The results of this year's Hall of Fame voting were announced by the BBWAA at 3pm this afternoon. To be elected, a player must be named on 75% of returned ballots. The only player who will be inducted based on this year's vote is former Cincinnati Reds shortstop Barry Larkin, who was named on 86% of ballots. This year was Larkin's third on the ballot; he went from being named on 51.6% of ballots in 2010, when the BBWAA elected only Andre Dawson, to 62.1% of ballots in 2011, when the BBWAA elected Roberto Alomar and Bert Blyleven. Among Larkin's other merits as a player, across his 19-year career he batted .295/.371/.444. That spans a little over 9000 plate appearances. The Orioles, for instance, have not had any players with higher than a .371 OBP in any one year since the 2008 season.
Former O's on the ballot this year were Rafael Palmeiro, Lee Smith, Javy Lopez, and I guess we can count Tim Raines' four-game stint in 2001. Smith was the O's closer in strike-shortened 1994 and apparently came in 5th in Cy Young voting with 33 saves despite a 3.20 ERA. In his tenth year on the ballot, he managed 50.6% of the vote. Raines, whose HOF cause is the poster for those who want the value of OBP to be recognized, received 48.7% in his fifth year. He reached base at a .385 clip across a 23-year career. Palmeiro went from 11% to 12.6% in his second year. Lopez will not appear on the ballot again, failing to reach the 5% threshold to remain. One person actually gave Lopez a HOF vote.
The top two players who weren't inducted were Jack Morris, who went from 53.5% of ballots last year to 66.7% this year, and Jeff Bagwell, a cause celebre for those writers who don't feel that it's fair to have vague, unsubstantiated steroid suspicions be the reason to keep a player out of the Hall of Fame. Bagwell got only 41.7% of the vote last year, but went up to 56% in the 2012 voting. The cases for and against both Morris and Bagwell have been hashed out across the entire baseball-focused corner of the Internet. Both are on an upward trajectory and perhaps both will end up being elected in the future. A full list of results can currently be found on the BBWAA website, with a partial list of ballots - 69 of the 573 returned - being located here. No sign of the mystery Javy voter on this list, but a source familiar with the situation can confirm that Camden Chat editor-in-chief Stacey does not have a HOF vote, so we can cross her name off the list of suspects.

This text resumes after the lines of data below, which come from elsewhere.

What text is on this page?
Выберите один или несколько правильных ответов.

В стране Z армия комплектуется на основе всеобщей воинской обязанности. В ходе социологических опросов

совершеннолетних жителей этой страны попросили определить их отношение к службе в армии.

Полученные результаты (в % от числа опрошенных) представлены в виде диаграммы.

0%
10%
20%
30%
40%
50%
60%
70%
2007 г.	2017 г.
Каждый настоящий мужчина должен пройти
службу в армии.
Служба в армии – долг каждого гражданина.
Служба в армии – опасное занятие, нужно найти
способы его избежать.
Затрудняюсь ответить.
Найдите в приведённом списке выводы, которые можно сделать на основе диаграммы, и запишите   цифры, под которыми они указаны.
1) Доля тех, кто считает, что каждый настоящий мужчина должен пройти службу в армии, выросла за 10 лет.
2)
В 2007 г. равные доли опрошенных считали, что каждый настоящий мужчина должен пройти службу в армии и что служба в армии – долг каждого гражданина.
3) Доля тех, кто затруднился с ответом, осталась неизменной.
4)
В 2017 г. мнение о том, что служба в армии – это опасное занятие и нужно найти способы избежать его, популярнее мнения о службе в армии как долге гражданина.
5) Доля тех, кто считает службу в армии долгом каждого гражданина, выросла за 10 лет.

Hall of Fame voting starts getting interesting next year as more of the star names from the 1990s and early 2000s, some of whom have had their names linked to PEDs and some have not, work their way onto the ballot. Next year's first time eligibles include Barry Bonds, Sammy Sosa, Mike Piazza, Curt Schilling and Craig Biggio. Schilling and Sosa are not the only ex-Orioles joining the ballot next year; also eligible will be Steve Finley, Jeff Conine and Tony Batista. I'm not making that up about Batista. He's really going to be on the ballot. Those who vote for many players will have crowded ballots in a hurry, as writers are limited to naming only ten players.